Bose-Einstein Condensation of Excitons in Bilayer Electron Systems

TL;DR

This paper reviews recent experimental evidence for Bose-Einstein condensation of excitons in semiconductor bilayer systems within the quantum Hall regime, highlighting the conditions and implications of this phenomenon.

Contribution

It provides a comprehensive review of recent studies demonstrating exciton condensation in bilayer electron systems, emphasizing the role of disorder and quantum Hall effects.

Findings

Clear experimental evidence of exciton condensation in bilayer systems

Disorder-induced vortices affect supercurrent flow

Quantum Hall regime facilitates exciton condensation in electron-electron bilayers

Abstract

An ordered state of electrons in solids in which excitons condense was proposed many years ago as a theoretical possibility but has, until recently, never been observed.
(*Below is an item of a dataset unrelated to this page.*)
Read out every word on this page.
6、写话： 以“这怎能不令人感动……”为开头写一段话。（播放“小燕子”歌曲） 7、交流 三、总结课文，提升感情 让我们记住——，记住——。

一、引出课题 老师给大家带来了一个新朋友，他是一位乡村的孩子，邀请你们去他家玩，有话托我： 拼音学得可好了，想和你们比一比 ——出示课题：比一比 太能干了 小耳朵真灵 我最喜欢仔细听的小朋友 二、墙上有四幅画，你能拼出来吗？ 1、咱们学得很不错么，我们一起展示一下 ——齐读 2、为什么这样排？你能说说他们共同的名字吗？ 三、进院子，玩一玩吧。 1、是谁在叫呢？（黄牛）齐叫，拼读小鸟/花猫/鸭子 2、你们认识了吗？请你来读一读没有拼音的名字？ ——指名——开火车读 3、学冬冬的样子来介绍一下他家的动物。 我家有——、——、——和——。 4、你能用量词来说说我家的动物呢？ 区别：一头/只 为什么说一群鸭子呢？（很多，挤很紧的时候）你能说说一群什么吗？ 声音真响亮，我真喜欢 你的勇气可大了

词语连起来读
We review recent studies of semiconductor bilayer systems that provide clear evidence for this phenomenon and explain why exciton condensation in the quantum Hall regime, where these experiments were performed, is as likely to occur in electron-electron bilayers as in electron-hole bilayers. In current quantum Hall exciton condensates, disorder induces mobile vortices that flow in response to a supercurrent and limit the extremely large bilayer counterflow conductivity.